Neue S-Bahn-Station Mittnachtstraße
Mit den 100 Millionen Euro finanziert der Verband Region Stuttgart ganz oder teilweise die Projektteile, die dem regionalbedeutsamen Schienenpersonennahverkehr dienen, darunter die neue S-Bahn-Station Mittnachtstraße an der Nahtstelle zwischen Nordbahnhofsviertel und dem neuen Stuttgarter Stadtquartier.
Als weitere Vorteile für den Schienenverkehr nannte der Regionaldirektor Verbesserungen der Kapazität und Pünktlichkeit im Neckartal zwischen Plochingen und Stuttgart und die Fahrzeitverkürzung auf acht Minuten zwischen Hauptbahnhof und Flughafen/Messe. Des Weiteren werde die Anbindung von Flughafen/Messe mit durchgehenden Zügen aus dem Raum Heilbronn, Bietigheim-Bissingen und Ludwigsburg möglich. Durch den Bau der Rohrer- und Wendlinger Kurve verbessere sich die Verknüpfung der Bereiche um Böblingen/Sindelfingen sowie Kirchheim/Nürtingen mit dem Filderraum.

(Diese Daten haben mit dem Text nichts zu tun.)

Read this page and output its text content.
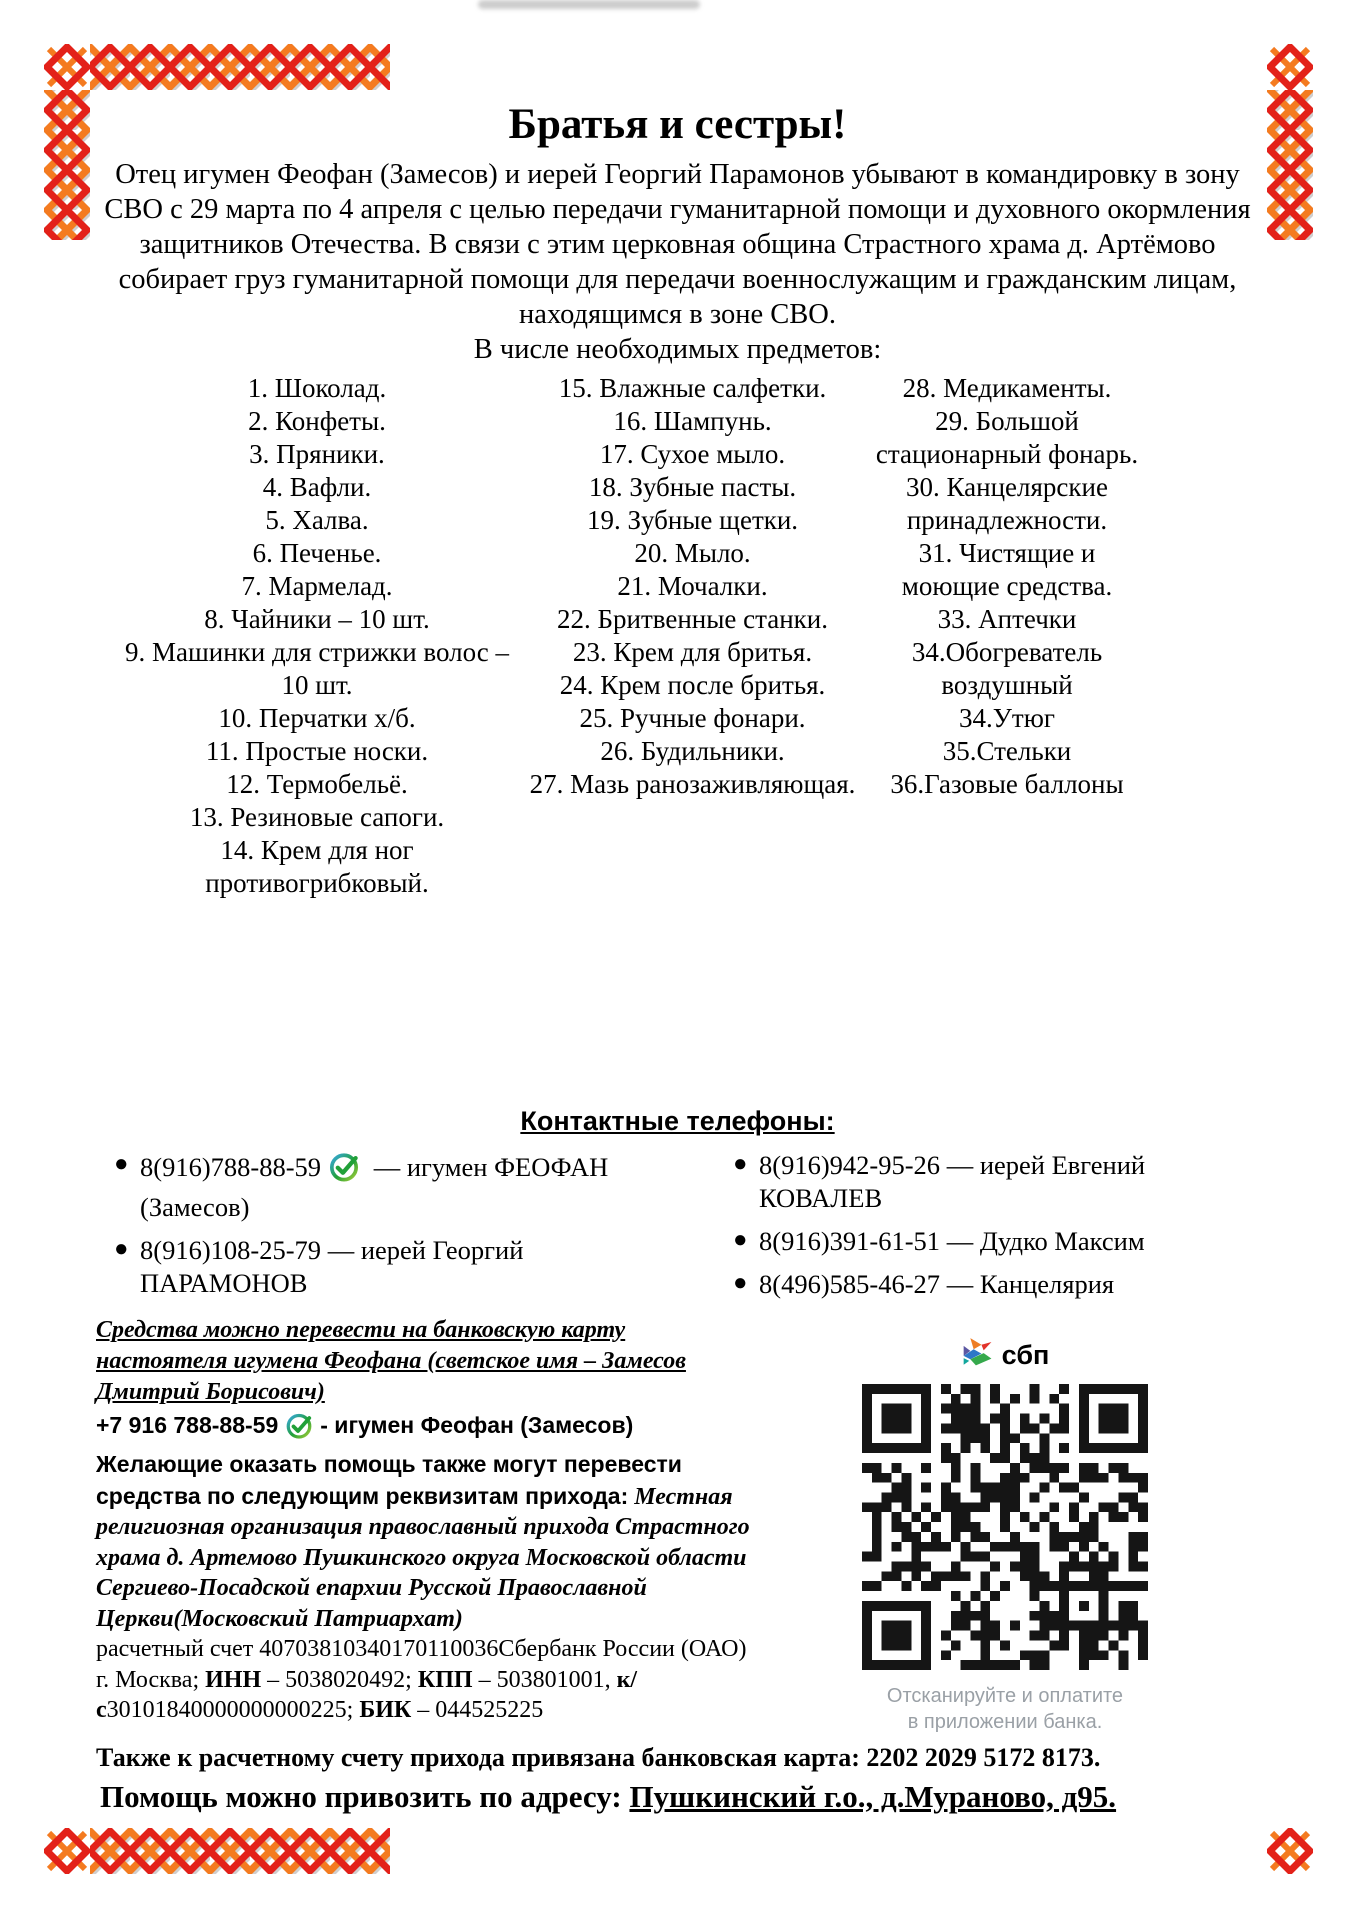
Братья и сестры!

Отец игумен Феофан (Замесов) и иерей Георгий Парамонов убывают в командировку в зону СВО с 29 марта по 4 апреля с целью передачи гуманитарной помощи и духовного окормления защитников Отечества. В связи с этим церковная община Страстного храма д. Артёмово собирает груз гуманитарной помощи для передачи военнослужащим и гражданским лицам, находящимся в зоне СВО.

В числе необходимых предметов:
1. Шоколад.
2. Конфеты.
3. Пряники.
4. Вафли.
5. Халва.
6. Печенье.
7. Мармелад.
8. Чайники – 10 шт.
9. Машинки для стрижки волос – 10 шт.
10. Перчатки х/б.
11. Простые носки.
12. Термобельё.
13. Резиновые сапоги.
14. Крем для ног противогрибковый.
15. Влажные салфетки.
16. Шампунь.
17. Сухое мыло.
18. Зубные пасты.
19. Зубные щетки.
20. Мыло.
21. Мочалки.
22. Бритвенные станки.
23. Крем для бритья.
24. Крем после бритья.
25. Ручные фонари.
26. Будильники.
27. Мазь ранозаживляющая.
28. Медикаменты.
29. Большой стационарный фонарь.
30. Канцелярские принадлежности.
31. Чистящие и моющие средства.
33. Аптечки
34.Обогреватель воздушный
34.Утюг
35.Стельки
36.Газовые баллоны
Контактные телефоны:
● 8(916)788-88-59 — игумен ФЕОФАН (Замесов)
● 8(916)108-25-79 — иерей Георгий ПАРАМОНОВ
● 8(916)942-95-26 — иерей Евгений КОВАЛЕВ
● 8(916)391-61-51 — Дудко Максим
● 8(496)585-46-27 — Канцелярия

Средства можно перевести на банковскую карту настоятеля игумена Феофана (светское имя – Замесов Дмитрий Борисович)

+7 916 788-88-59 - игумен Феофан (Замесов)

Желающие оказать помощь также могут перевести средства по следующим реквизитам прихода: Местная религиозная организация православный прихода Страстного храма д. Артемово Пушкинского округа Московской области Сергиево-Посадской епархии Русской Православной Церкви(Московский Патриархат)

расчетный счет 40703810340170110036Сбербанк России (ОАО) г. Москва; ИНН – 5038020492; КПП – 503801001, к/с30101840000000000225; БИК – 044525225

сбп
Отсканируйте и оплатите
в приложении банка.

Также к расчетному счету прихода привязана банковская карта: 2202 2029 5172 8173.

Помощь можно привозить по адресу: Пушкинский г.о., д.Мураново, д95.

Synergieprojekt ohne Alternative
Dr. Steinacher bezeichnete Stuttgart 21 als „Synergieprojekt“ ohne Alternative, das Elemente des Fern- und Nahverkehrs sowie der Stadt- und Regionalentwicklung vereine. „Kein anderes Projekt hätte diese Synergien der Wirkungen und der vielfältigen Finanzierungsbeiträge erzielen können“.
Am Vortag des Spitzentreffens in Berlin, von dem nach 12-jährigem Vorlauf der endgültige Durchbruch für Stuttgart 21 erwartet wird, sagte Dr. Steinacher: „Das Projekt schien nicht nur einmal vor dem Aus zu stehen. Die offensive Projektgemeinschaft von Land, Landeshauptstadt und Region hat sich, auch in schwierigen Situationen, bewährt.“ Der Verband Region Stuttgart habe dabei von Anfang an eine gestalterische Rolle eingenommen.
Pro und Contra
Fraktions-Chef Dr. Joachim Pfeiffer (CDU) begründete die Zustimmung der CDU mit den wirtschaftlichen, verkehrlichen und ökologischen Vorteilen von Stuttgart 21: „Nur mit Stuttgart 21 machen wir den eisenbahntechnischen Sprung vom 19. ins 21. Jahrhundert. Nur mit Stuttgart 21 kommt die Einbindung an die Hochgeschwindigkeitsstrecke“, sagte er. Es würden 10.000 bis 15.000 Arbeitsplätze gesichert oder neu geschaffen. Sein Fazit: „Es spricht alles für Stuttgart 21".
„Mit Stuttgart 21 wird das größte Ökoprojekt dieses Landes realisiert“, sagte. SPD Fraktions-Vorsitzender Claus Schmiedel. Indem die Verkehrsinfrastruktur unter die Erde gelegt werde, würden innerstädtische Flächen für Wohnen, Gewerbe und Landschaft frei. Zweiter Vorteil: zwei neue Bahnhöfe, die bessere Umstiege ermöglichten. Und schließlich komme mit Stuttgart 21 die Einbindung in das europäische Hochgeschwindigkeitsnetz. Damit entstünde eine leistungsfähige Konkurrenz zum Flugzeug.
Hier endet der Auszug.